African American Dance Company to perform recital

AADC

IU’s Arts Week Everywhere has featured events to display the variety of local talent, and more are still to come — including a performance by the African American Dance Company.

The Dance Company will present its annual spring concert Saturday at the Buskirk-Chumley Theater.

This semester’s production is titled “Collaborations 2012: Finding Freedom.”

The concert will feature students performing their own choreography in the pieces “Four Women,” “Behind the Wall,” “Hard Boiled” and “A Free Man.” 

Student collaboration groups developed the dances and worked to tell different stories relating to the overall theme of freedom, bringing to light issues of identity, incarceration, abuse and the human condition.

The students had creative freedom when developing the dances, deciding everything from the costumes to the storyline.

“Hard Boiled” was based on an Ernest Hemingway quote, freshman dancer
Geneva Moore said.

“The piece is about acknowledging the human condition that exists in all of us, and this condition is all the negatives and fears that plague our minds,” she said. “While choreographing, we sat down and wrote down our own personal conditions, such as anxiety, fear of loneliness, disconnect with nature and consumption, and from there, we began choreographing.”

Another piece, “Four Women,” tells the story of four black women and their experiences. The dance focuses on finding freedom to identify who you are without external restrictions, said graduate student Monica Fleetwood Black, one of the dancers and choreographers of “Four Women” and the company’s road manager.

“For me, my inspiration for this piece is being myself a black woman and the diversity that comes with being black and female,” Black said. “The piece gets at that blackness (that) can’t just be draped over experiences. These are all individual experiences in the black diaspora.”

The second act of the concert will be a full company production called “The Circle Will Not Be Broken,” which was choreographed by African American Dance Company Director Iris Rosa.

The production is made of works the company performed first semester in “Potpourri,” but the choreography and music have been altered, reconstructed and extended and dancers have been changed to tell an even more in-depth story, Rosa said.

The story and choreography focus on the significance of circular formations in African traditions and African-derived dances.

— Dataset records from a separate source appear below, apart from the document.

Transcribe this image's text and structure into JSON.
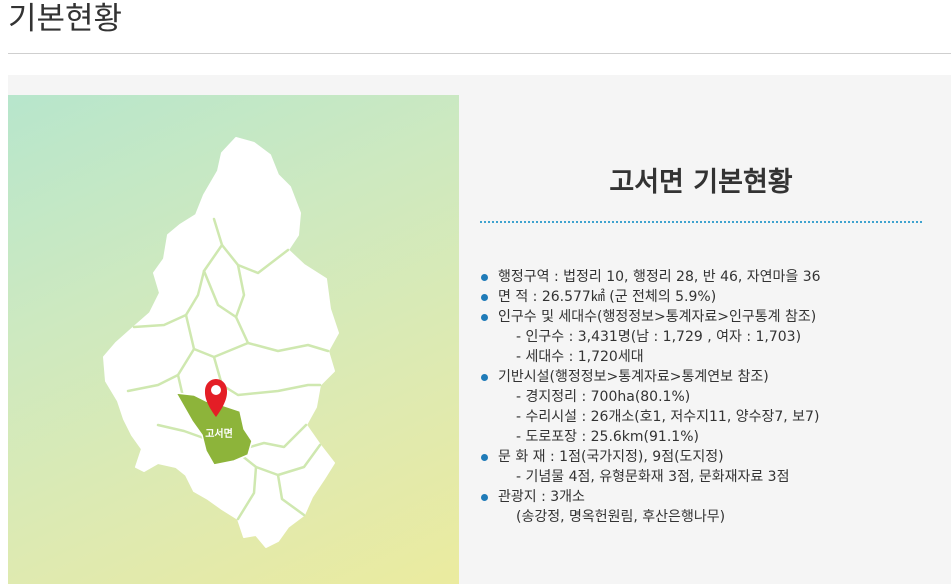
{
  "page": {
    "title": "기본현황"
  },
  "map": {
    "marker_label": "고서면",
    "marker_icon": "map-pin-icon"
  },
  "info": {
    "heading": "고서면 기본현황",
    "items": [
      {
        "text": "행정구역 : 법정리 10, 행정리 28, 반 46, 자연마을 36",
        "subs": []
      },
      {
        "text": "면 적 : 26.577㎢ (군 전체의 5.9%)",
        "subs": []
      },
      {
        "text": "인구수 및 세대수(행정정보>통계자료>인구통계 참조)",
        "subs": [
          "- 인구수 : 3,431명(남 : 1,729 , 여자 : 1,703)",
          "- 세대수 : 1,720세대"
        ]
      },
      {
        "text": "기반시설(행정정보>통계자료>통계연보 참조)",
        "subs": [
          "- 경지정리 : 700ha(80.1%)",
          "- 수리시설 : 26개소(호1, 저수지11, 양수장7, 보7)",
          "- 도로포장 : 25.6km(91.1%)"
        ]
      },
      {
        "text": "문 화 재 : 1점(국가지정), 9점(도지정)",
        "subs": [
          "- 기념물 4점, 유형문화재 3점, 문화재자료 3점"
        ]
      },
      {
        "text": "관광지 : 3개소",
        "subs": [
          "(송강정, 명옥헌원림, 후산은행나무)"
        ]
      }
    ]
  },
  "colors": {
    "accent_blue": "#1f7bb8",
    "highlight_green": "#8db43a",
    "marker_red": "#e41e26"
  }
}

“The whole concept of ‘The Circle Will Not Be Broken’ is I’m using the circle as a metaphor for unbroken promises,” Rosa said. “The tradition of the circle, after going through the middle passage to the new world and Africans were dispersed all over the world, even after this disbursement, they came back to this circular configuration.”

For Black, the circular configurations show the connectivity of African descendants across cultures and space.

“For me, the theme behind it is the global connection of blackness,” Black said. “We are dealing with bigger themes of African-Americans and black people. We are talking about black diasporic experiences from all over the world and how we can use dance to express that global experience.”

“The Circle Will Not Be Broken” takes viewers on a journey of the African-American diaspora, starting with the piece “In the Beginning,” continuing to “Middle Passage” and concluding with “Escape.”

“In the Beginning” is the newest piece within Rosa’s production. It is supported by a grant from Arts Week Everywhere and features original music composed by Bernard Woma. The piece also features a guest dancer, Evelyn Yaa Bekyore, from the Saakumu Dance Troupe, which is based in Ghana.

Bekyore helped the company explore and incorporate traditional Ghanaian dancing into their movement expression, Rosa said.

“We start with traditional Ghanaian movements that Yaa has taught us, fusing them with contemporary modern, jazz and ballet movements,” Rosa said. “The fusion of dance styles is something that I always like to do. It gives a different type of aesthetic to the dancing, as well as gives an opportunity for students to showcase their own strengths.”

Black said she hopes the audience recognizes and appreciates the diversity of the dance styles and of the company dancers themselves.

“People often label us something that we are not,” Black said. “We don’t just do hip-hop or jazz or modern. I hope the show conveys the diversity of what professor Rosa provides for us. And I hope people are taken aback by our creativity in our collaborations.”

Rosa’s goal is for everyone to find something he or she can connect to in “Collaborations 2012: Finding Freedom.”

“Each piece is really unique and has a profound message,” Moore said. “I hope the audience is receptive to that and gains something from each piece.”